Так вот отбросим очередное заимствование, сам не знаю у кого, вспомним детство, связанное с берегами этой реки, со странным именем, присвоенным ей кровавым завоевателем. Доордынское имя конечно у неё было, по берегам в изобилии встречаются ранние славянские поселения, финно-угорские крепости, сарматские могильники, стоянки времён неолита. И всё перечеркнула кровавая рука Золотой Орды, превратив эти благословенные, изобильные, чернозёмные места в Дикое поле. Да так искоренила всякую память, что, и названия рек забылись.
Однажды мне довелось ощутить, весь ужас пережитый Мамаем.

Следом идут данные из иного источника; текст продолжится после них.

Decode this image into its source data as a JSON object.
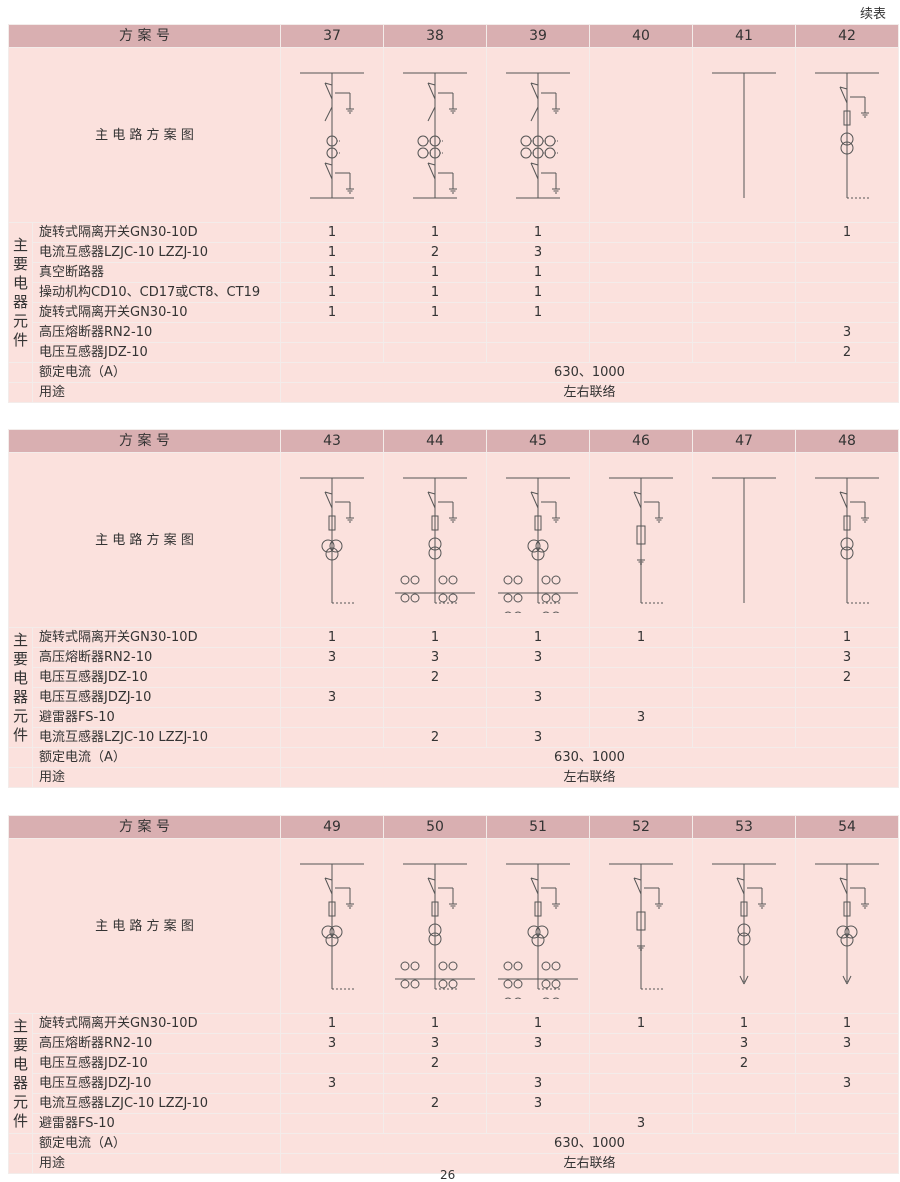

Возвращаясь весной из Москвы с мамой и старшим братом, мы были неприятно удивлены, весенним разливом родной реки. Старый мост через неё, затопило, а новый ещё не достроили. Автобус, доходил только до берега, бушевавшей реки, водоворотами крутящей свои воды. Вековые лозинки, стояли по кроны в воде, собирая траву, валежник, и прочий мусор, прибивавшийся к их ветвям весенним течением. Брат со сверстниками пошел к новому мосту, через который можно было перейти, держась за перила и переступая через прутья ограждения. Матушка, не рискнула перебираться по этому обезьяньему мосту, и со знакомой, пошла искать у местных жителей лодку, которая оказалась рассохшийся плоскодонкой. Рыбные промыслы, в деревне, были давно заброшены, и она валялась возле островерхого сарая, крытого соломой, называемого здесь ригой. На борта лодки была налеплена битумная смола, пошедшая частыми и глубокими лопинами, местами эти морщинистые чешуйки отвалились, обнажив подгнившую древесину.

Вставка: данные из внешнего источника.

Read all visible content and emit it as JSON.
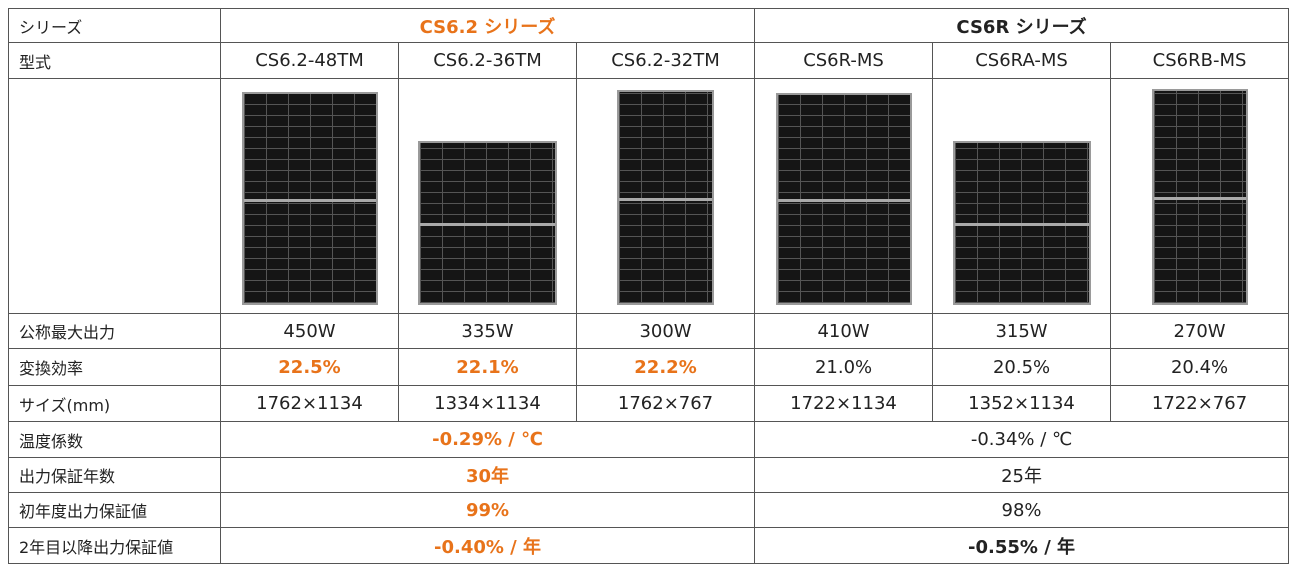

И вот мы плывём, по этой страшной, неприветливой реке. Совершенно мне не знакомой, в таком бесновании природы. А мутная вода крутит мелкие льдинки, щепки, промозглый, весенний ветер создаёт водную рябь, пытающуюся двигаться против течения. В лодке три бабы, я парнишка лет шести, и три чемодана набитых Московской Краковской колбасой. Вода бьёт из несмоленых щелей лодки, озорным, полноводным родником, её пытаются отчёрпывать консервной банкой, но она всё прибывает, я с ужасом прижимаюсь к матери, боясь пошевелиться, дабы не опрокинуть шаткий челн. А вода бурлит за бортом, кружится, подхватывая одинокие щепки и засасывая их в своих водоворотах. В меньшем объёме, такой водоворот существует и внутри утопающего судёнышка, плавают полузатопленные банки… Мне жутко, и имей я сейчас, хоть долю ханской власти, я бы не раздумывая, избавился от двух малознакомых тёток, а заодно и от трёх чемоданов с драгоценной Краковской колбасой.